We opted for a hammer instead of a drill because a drill attached to a Steinmann pin often obscures the radiologic view of the hole. Additionally, the drilling process can cause more damage to both the Steinmann pin and the nail. In contrast, when tapping the Steinmann pin with a hammer, the hole remains constantly visible. This method allows the Steinmann pin to slide into the hole without grinding against the nail. When the entry point is accurate, the success rate of inserting a Steinmann pin is nearly 100%. Even with a slightly inaccurate starting point, an interlocking hole can still be created using the hammer technique. However, this may result in the oblique insertion of the interlocking screw. Our technique appears beneficial and effective when a substantial distance separates the near and far cortices, or when the insertion site is located at the metaphysis rather than the diaphysis. Moreover, using a hammer to insert the Steinmann pin can help prevent damage to the surrounding soft tissue.
This study had several limitations. First, the clinical procedure differs from that performed on the Sawbones. In clinical practice, the soft tissues surrounding the femur could impede the accuracy of initial pin placement and the maintenance of the angle and location of the pin during drilling. Moreover, Sawbones are easier to drill than living bones, particularly those of younger individuals.
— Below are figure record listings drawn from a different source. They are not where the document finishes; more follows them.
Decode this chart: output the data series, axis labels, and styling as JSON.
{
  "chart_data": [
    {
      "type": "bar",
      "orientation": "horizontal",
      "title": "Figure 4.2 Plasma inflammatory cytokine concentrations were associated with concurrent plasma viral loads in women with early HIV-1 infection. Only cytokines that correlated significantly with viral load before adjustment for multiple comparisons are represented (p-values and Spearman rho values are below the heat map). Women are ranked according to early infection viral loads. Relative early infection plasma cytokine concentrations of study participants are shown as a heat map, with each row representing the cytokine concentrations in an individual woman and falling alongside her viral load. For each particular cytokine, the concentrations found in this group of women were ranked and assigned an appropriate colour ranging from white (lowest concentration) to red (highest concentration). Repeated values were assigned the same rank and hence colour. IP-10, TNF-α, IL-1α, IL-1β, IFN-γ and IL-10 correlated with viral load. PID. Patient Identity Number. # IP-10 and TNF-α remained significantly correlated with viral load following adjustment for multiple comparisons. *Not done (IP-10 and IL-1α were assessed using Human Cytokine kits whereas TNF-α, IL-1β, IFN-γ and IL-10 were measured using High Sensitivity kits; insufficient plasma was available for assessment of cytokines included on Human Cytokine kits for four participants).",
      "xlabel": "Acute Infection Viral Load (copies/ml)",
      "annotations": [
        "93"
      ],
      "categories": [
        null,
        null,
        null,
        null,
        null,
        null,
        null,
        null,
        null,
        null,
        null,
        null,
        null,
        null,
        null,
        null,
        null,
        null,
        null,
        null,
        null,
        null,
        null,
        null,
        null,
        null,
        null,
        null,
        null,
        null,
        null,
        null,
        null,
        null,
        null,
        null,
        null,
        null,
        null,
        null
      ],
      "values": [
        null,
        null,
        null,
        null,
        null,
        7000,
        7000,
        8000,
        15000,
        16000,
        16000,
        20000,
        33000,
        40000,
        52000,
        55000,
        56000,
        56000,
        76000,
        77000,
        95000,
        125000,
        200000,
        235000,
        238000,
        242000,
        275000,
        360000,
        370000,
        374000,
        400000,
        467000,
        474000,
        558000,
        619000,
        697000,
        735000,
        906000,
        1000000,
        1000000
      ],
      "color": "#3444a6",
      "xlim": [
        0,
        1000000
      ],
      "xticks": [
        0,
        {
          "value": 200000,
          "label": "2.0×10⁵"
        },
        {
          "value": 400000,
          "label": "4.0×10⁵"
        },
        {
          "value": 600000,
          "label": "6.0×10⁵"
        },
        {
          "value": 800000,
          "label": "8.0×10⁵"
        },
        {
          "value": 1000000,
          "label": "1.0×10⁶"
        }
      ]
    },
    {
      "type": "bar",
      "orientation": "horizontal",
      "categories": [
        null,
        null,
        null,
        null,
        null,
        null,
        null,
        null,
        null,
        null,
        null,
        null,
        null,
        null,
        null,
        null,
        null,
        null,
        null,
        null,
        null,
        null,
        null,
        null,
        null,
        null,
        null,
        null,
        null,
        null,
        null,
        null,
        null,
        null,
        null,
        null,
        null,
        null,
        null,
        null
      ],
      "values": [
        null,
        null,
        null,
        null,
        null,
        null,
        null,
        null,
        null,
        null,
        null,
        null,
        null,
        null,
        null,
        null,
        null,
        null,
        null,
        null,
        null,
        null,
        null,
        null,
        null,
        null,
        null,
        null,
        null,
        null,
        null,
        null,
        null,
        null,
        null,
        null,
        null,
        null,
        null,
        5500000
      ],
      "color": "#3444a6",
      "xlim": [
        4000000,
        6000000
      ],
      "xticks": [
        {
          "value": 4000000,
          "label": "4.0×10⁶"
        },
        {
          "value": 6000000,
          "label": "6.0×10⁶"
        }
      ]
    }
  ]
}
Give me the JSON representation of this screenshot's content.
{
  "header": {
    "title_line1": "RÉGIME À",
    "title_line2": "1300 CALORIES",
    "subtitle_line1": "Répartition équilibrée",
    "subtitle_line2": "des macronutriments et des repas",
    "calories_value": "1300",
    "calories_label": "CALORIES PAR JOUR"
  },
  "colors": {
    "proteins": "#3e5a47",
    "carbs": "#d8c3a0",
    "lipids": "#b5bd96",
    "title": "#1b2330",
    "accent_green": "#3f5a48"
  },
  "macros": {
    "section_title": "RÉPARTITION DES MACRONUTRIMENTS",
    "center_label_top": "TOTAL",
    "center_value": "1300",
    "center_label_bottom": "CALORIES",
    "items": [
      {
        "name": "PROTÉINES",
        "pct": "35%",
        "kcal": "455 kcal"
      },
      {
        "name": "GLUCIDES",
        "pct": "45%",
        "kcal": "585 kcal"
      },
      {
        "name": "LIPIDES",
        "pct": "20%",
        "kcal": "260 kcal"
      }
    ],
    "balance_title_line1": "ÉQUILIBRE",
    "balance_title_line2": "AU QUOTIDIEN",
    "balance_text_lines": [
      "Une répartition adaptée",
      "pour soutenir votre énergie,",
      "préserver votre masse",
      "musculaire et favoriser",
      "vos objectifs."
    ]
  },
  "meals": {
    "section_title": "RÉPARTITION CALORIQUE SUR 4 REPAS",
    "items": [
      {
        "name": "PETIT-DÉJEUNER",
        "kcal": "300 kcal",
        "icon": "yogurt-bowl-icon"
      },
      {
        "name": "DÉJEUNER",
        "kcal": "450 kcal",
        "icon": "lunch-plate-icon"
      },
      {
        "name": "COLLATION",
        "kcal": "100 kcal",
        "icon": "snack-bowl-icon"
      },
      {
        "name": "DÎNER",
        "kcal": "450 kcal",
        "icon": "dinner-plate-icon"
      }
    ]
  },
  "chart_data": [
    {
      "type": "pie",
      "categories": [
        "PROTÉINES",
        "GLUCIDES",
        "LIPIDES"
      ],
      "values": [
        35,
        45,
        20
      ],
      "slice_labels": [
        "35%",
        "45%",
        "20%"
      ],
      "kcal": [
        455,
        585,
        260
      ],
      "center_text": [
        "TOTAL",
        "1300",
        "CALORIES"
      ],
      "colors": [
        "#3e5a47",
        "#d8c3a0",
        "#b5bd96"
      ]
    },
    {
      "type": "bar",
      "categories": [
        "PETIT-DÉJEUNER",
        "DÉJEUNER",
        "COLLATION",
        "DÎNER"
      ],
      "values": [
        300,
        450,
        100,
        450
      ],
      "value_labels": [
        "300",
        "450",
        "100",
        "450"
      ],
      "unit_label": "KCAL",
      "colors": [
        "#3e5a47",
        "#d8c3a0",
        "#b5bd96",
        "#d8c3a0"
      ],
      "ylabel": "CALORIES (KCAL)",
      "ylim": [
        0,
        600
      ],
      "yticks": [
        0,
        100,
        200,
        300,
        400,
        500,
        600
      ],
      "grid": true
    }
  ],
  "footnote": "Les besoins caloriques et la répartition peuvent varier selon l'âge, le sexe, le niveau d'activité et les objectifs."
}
Nevertheless, this study demonstrated significant differences between the two techniques when performed on the same Sawbones model. We expect these differences to be reproducible in real-world scenarios, although it may take longer to complete the procedure with either technique. Second, the sample size was primarily determined by the availability of resources rather than statistical power calculations. Finally, bias is a possibility, as the resident was aware of the technique being used. To address this concern and avoid a ceiling effect, we ensured that the resident was thoroughly trained in both techniques prior to the experiment to minimize any learning curve effects. Furthermore, we randomized the order in which the techniques were applied to each specimen to reduce the impact of systematic bias.
This new technique may aid in the insertion of interlocking screws during IM nailing procedures in hospitals around the world. Several companies manufacture instruments to support the precise placement of distal interlocking screws, such as the Radiolucent Drive (Synthes) and the Trigen Sureshot (Smith & Nephew, London, UK) [8]. However, these tools are expensive, and surgeons in underdeveloped or developing nations often cannot afford them. Our method employs a relatively inexpensive Steinmann pin, eliminating the need for costly equipment. Additionally, this technique is applicable to all types of IM nailing, including that of the humerus and tibia.